Similarly, most of the music that has been produced over the years is, frankly, pretty bland. Record companies and media outlets, often driven by economics, have over the years crafted genres into which most commercial music must fit. As a result, much of the music that makes it out of the studio becomes predictable, formulaic…bland. That said, like those boring buildings that line our streets, this music quite literally provides a background, or soundtrack, for our culture and lives. It’s this ‘background’ music that causes us to remember events, people, places, and times in our lives. While popular records may have had singles create lasting momentum for a while, there are countless other tracks and “B-sides” that never saw the light of day beyond someone’s turntable or CD player. Often, filler material at best. In a word, vanilla.

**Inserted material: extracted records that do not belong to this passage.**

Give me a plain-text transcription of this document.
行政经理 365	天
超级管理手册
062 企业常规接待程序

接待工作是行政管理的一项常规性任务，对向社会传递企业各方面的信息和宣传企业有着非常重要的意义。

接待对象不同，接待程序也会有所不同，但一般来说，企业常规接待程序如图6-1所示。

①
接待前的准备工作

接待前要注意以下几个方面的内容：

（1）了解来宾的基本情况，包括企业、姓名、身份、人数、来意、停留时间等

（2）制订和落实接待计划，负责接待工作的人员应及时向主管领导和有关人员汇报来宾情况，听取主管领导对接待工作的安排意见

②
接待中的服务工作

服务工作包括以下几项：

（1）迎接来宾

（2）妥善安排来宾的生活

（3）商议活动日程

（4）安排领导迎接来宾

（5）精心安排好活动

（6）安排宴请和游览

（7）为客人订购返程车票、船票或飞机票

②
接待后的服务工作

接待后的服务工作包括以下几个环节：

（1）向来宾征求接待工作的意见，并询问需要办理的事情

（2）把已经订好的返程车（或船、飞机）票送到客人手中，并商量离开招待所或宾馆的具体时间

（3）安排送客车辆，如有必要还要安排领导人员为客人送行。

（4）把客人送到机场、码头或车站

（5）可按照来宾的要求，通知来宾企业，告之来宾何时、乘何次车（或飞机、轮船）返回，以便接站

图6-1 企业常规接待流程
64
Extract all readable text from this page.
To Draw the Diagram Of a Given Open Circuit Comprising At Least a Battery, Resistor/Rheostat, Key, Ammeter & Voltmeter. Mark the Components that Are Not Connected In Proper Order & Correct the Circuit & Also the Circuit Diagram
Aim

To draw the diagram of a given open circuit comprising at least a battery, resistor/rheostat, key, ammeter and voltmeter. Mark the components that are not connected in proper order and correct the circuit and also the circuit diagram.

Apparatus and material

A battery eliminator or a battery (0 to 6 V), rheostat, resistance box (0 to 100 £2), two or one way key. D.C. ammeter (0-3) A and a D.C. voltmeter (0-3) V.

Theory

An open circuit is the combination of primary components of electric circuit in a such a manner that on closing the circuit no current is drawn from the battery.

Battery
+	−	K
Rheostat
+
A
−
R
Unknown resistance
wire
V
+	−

But on certain streets, at certain corners or bends in the road, there are moments of architectural brilliance. Designs that capture our imagination and cause an emotional response, that inspire us to new ways of thinking about how we live. You do a double-take. Regardless of ‘style’ or personal preferences, these masterpieces reach beyond the everyday to something timeless and ethereal. A ‘loud’ example of this is the new CCTV Building in Beijing, designed by Dutch firm OMA. It’s an extreme example of “don’t tell me what I can’t do” that impacts the skyline like no other building can: it’s bold, brash, and screams, “look at me!” Another, ‘quiet’ example is the St. Nicholas Eastern Orthodox Church in Springdale Arkansas, designed by Marlon Blackwell. This unassuming building sits largely in the middle of nowhere; the perfect place for a little brilliance. It’s only 3,600 sf, basically a converted metal shed, but it throws conventional wisdom on its heel. We need these, and other similar examples, to punctuate the bland backgrounds, and take us higher.
And once in a while, a musical artist, composer, or group will make us stop and listen just a little longer. We’ll stay with the song more than 30 seconds, or if it’s playing in the background, we’ll stop what we’re doing and focus on the music, instead of ourselves. These aren’t always the most popular songs. Not always the Grammy winners, or AMA contendees. Probably not the latest craze on reality music television. Just honest talent in raw form, shaped by those who believe in honing their craft so that it becomes something more than the sum of its parts. Like their counterparts in the built world, they cut through the background noise and become aural punctuation; like the phone ringing in the middle of the night, you cannot help but pay attention. Film scores by Hans Zimmer. A moment of exquisite solo piano by Bruce Hornsby. Joe Bonamassa’s sensational blues guitar riffs. These and other examples lift us above the bland playlist, and take us higher.
While one could argue that we need the Bland so to recognize the contrasting Brilliant, we should never be satisfied with it. Allow yourself to seek the higher ground – in where and how you live, and what you listen to. You might be surprised what you find there.
What examples of musical and/or architectural brilliance have affected your life?